Theoretical study of stability and superconductivity ofScHn(n=4–8) at high pressure

The synthesis of hydrogen sulfides, with the potential of high-temperature superconductivity, was recently proposed at high ${T}_{c}$ = 203 K. It motivated us to employ an ab initio approach for the predictions of crystal structures to find the stable scandium hydrides. In addition to the earlier predicted three stoichiometries of ScH, ${\mathrm{ScH}}_{2}$, and ${\mathrm{ScH}}_{3}$, we identify three other metallic stoichiometries of ${\mathrm{ScH}}_{4}, {\mathrm{ScH}}_{6}$, and ${\mathrm{ScH}}_{8}$, which show superconductivity at significantly higher temperatures.
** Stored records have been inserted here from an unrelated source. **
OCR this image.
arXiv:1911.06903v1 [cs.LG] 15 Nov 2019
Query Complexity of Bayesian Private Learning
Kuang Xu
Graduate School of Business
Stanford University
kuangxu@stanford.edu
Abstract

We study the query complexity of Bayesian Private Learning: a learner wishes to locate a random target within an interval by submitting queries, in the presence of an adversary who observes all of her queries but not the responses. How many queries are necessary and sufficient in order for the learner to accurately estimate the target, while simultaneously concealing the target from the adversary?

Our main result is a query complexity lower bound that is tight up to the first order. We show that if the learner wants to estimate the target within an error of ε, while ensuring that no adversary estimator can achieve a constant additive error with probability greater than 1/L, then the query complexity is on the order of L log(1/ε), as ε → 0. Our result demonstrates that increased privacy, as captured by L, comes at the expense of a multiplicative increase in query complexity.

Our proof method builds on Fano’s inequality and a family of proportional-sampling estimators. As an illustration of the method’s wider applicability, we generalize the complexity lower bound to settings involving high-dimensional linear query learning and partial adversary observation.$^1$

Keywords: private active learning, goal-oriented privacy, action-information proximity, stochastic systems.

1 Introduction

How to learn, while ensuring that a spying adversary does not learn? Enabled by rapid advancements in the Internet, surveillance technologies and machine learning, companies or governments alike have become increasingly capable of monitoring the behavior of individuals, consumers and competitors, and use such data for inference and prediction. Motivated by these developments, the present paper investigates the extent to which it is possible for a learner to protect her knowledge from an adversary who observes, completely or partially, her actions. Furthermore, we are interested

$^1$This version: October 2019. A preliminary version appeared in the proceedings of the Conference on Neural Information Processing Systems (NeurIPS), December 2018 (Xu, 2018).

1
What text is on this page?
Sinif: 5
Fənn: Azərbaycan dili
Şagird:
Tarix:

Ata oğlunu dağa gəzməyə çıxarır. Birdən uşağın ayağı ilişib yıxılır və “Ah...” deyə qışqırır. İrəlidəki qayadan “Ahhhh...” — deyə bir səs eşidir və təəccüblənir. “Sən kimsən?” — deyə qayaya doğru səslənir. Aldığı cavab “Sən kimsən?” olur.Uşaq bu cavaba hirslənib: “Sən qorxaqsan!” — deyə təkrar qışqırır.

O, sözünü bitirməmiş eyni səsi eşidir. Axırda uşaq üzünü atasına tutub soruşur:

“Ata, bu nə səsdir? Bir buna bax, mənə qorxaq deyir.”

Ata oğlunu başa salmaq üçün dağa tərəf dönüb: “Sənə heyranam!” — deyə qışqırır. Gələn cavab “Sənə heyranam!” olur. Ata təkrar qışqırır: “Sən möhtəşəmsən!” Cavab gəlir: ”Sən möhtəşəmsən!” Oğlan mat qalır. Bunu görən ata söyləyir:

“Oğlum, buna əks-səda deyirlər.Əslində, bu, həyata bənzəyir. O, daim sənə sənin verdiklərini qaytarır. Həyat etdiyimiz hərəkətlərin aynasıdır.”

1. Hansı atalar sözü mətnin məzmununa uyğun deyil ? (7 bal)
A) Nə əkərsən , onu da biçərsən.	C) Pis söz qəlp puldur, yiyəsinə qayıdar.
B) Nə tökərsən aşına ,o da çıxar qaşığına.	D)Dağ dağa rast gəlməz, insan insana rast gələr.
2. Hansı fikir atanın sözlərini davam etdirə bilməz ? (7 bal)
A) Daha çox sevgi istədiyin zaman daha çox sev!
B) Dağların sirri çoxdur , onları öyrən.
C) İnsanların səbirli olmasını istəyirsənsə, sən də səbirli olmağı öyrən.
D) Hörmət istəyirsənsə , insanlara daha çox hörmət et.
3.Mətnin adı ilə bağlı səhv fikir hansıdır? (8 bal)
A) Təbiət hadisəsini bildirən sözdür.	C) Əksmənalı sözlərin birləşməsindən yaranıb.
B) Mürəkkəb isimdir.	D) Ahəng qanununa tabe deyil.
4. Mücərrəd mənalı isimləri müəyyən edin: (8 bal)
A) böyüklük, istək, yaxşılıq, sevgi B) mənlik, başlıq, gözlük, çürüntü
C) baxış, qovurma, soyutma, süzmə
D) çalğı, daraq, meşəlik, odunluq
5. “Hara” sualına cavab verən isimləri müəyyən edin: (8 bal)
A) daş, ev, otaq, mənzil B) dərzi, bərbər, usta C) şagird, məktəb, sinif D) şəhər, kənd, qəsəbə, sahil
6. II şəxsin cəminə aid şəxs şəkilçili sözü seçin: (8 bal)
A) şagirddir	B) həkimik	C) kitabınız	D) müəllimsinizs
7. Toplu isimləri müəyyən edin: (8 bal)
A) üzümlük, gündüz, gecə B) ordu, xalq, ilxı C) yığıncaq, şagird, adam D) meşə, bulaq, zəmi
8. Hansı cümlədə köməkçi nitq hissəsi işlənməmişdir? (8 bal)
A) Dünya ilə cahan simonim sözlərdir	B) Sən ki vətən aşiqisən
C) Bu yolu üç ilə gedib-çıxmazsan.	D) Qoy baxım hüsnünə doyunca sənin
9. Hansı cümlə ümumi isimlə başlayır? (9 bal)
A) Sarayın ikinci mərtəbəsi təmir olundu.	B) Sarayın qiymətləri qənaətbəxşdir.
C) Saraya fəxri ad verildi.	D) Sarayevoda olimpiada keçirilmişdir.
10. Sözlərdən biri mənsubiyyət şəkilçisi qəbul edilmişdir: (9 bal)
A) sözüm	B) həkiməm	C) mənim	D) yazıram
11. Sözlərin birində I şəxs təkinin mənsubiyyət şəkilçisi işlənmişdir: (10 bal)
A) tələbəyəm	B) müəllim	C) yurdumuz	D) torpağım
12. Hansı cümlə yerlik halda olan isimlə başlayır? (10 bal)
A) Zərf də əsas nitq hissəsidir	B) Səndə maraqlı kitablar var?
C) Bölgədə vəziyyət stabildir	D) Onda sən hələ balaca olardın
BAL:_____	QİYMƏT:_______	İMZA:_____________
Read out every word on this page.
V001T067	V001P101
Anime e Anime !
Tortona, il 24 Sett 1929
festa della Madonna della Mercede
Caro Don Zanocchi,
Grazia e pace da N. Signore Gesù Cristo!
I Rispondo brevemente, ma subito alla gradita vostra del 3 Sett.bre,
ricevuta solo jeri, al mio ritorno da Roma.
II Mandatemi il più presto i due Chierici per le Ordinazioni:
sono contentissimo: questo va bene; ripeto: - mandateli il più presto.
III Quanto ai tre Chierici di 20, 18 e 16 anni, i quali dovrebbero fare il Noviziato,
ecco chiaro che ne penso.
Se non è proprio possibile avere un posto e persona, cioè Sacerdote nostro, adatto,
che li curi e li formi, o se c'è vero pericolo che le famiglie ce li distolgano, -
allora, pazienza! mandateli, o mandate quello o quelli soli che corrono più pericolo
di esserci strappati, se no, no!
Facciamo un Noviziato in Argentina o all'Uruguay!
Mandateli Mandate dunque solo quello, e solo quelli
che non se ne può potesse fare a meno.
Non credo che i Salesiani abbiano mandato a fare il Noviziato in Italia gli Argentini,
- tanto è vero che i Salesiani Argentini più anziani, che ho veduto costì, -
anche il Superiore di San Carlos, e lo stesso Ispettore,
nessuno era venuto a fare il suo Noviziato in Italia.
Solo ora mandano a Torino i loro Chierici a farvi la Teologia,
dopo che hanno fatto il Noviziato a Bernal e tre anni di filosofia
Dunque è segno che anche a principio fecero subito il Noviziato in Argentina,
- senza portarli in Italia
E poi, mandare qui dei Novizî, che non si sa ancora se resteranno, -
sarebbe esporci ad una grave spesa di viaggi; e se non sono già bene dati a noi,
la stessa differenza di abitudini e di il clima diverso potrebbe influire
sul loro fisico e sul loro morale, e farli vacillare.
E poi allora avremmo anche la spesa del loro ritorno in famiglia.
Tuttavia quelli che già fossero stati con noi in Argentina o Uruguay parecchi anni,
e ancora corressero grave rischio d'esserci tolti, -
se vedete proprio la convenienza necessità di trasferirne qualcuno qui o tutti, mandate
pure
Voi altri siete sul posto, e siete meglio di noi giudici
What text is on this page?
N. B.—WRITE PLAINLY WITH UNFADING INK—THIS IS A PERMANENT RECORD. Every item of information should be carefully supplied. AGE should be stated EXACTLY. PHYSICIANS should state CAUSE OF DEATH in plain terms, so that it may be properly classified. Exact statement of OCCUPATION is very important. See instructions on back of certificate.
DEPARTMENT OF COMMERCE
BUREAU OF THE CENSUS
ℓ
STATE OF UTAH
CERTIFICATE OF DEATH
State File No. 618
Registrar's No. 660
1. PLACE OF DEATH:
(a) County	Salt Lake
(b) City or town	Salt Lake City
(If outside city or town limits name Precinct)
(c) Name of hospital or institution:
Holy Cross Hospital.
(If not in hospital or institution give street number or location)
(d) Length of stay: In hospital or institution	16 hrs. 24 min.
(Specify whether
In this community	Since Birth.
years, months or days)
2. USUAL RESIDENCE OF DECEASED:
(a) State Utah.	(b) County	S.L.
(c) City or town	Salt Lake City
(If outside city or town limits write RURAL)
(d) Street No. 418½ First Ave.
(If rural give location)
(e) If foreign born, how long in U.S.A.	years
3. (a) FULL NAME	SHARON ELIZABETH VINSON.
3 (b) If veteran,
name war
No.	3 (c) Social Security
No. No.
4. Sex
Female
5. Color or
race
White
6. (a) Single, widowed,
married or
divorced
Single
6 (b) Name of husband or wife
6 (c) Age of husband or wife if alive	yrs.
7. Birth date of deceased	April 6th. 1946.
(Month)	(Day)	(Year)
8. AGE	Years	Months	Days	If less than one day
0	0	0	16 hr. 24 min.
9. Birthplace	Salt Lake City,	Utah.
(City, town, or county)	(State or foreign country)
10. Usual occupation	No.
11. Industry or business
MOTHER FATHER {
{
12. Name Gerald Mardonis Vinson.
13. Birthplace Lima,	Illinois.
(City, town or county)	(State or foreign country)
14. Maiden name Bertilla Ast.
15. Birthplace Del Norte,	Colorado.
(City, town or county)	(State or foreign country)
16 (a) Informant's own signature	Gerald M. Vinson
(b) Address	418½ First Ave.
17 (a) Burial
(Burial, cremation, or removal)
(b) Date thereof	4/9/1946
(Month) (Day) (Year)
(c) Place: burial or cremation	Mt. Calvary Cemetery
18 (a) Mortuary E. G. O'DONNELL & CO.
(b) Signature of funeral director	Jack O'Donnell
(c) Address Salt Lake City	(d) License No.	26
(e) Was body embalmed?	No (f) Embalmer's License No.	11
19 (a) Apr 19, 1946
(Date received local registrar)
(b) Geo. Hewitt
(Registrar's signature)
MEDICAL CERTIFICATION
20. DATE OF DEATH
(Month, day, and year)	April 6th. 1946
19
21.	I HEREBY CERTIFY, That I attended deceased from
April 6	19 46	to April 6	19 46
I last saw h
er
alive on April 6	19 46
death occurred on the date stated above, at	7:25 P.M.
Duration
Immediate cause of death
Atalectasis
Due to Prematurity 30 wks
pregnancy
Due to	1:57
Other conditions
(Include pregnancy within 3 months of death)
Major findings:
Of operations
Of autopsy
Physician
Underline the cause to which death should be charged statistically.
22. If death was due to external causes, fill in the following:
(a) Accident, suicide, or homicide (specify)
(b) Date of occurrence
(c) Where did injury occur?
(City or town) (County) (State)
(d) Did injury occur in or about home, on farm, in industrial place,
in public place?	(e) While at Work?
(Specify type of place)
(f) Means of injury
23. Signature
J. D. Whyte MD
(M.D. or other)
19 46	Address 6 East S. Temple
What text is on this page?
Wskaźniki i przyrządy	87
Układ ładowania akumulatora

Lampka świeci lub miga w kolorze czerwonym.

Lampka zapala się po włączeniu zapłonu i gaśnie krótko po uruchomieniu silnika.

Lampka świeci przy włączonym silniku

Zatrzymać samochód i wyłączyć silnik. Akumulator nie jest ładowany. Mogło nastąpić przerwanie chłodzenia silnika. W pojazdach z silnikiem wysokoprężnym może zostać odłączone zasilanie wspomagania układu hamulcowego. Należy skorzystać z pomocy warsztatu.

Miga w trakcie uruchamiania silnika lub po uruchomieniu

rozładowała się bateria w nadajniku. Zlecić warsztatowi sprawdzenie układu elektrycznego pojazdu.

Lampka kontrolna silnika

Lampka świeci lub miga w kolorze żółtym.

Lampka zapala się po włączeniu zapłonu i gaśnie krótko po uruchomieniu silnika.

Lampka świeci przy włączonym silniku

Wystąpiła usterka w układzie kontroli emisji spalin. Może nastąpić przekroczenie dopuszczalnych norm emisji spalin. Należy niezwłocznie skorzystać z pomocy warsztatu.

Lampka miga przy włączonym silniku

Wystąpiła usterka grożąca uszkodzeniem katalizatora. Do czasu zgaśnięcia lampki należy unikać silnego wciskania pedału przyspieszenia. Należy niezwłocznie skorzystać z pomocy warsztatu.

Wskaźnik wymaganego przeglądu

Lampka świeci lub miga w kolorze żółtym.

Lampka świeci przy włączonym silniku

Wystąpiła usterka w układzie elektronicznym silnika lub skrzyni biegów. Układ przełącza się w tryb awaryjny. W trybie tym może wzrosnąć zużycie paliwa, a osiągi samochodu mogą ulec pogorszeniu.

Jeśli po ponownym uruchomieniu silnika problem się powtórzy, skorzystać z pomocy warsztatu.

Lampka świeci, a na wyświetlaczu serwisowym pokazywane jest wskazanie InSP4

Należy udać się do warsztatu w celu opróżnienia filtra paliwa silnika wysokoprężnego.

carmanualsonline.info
The phases of ${\mathrm{ScH}}_{4}$ and ${\mathrm{ScH}}_{6}$, whose stability does not require extremely high pressures ($<150$ GPa with ZPE), are primarily ionic compounds containing exotic quasimolecular ${\mathrm{H}}_{2}$ arrangements. The present electron-phonon calculations revealed the superconductive potential of ${\mathrm{ScH}}_{4}$ and ${\mathrm{ScH}}_{6}$ with estimated ${T}_{c}$ of 98 K and 129 K at 200 GPa and 130 GPa, respectively. The superconductivity of ${\mathrm{ScH}}_{n}$ stems from the large electron-phonon coupling associated with the wagging, bending, and intermediate-frequency modes attributed mainly to the hydrogen atoms.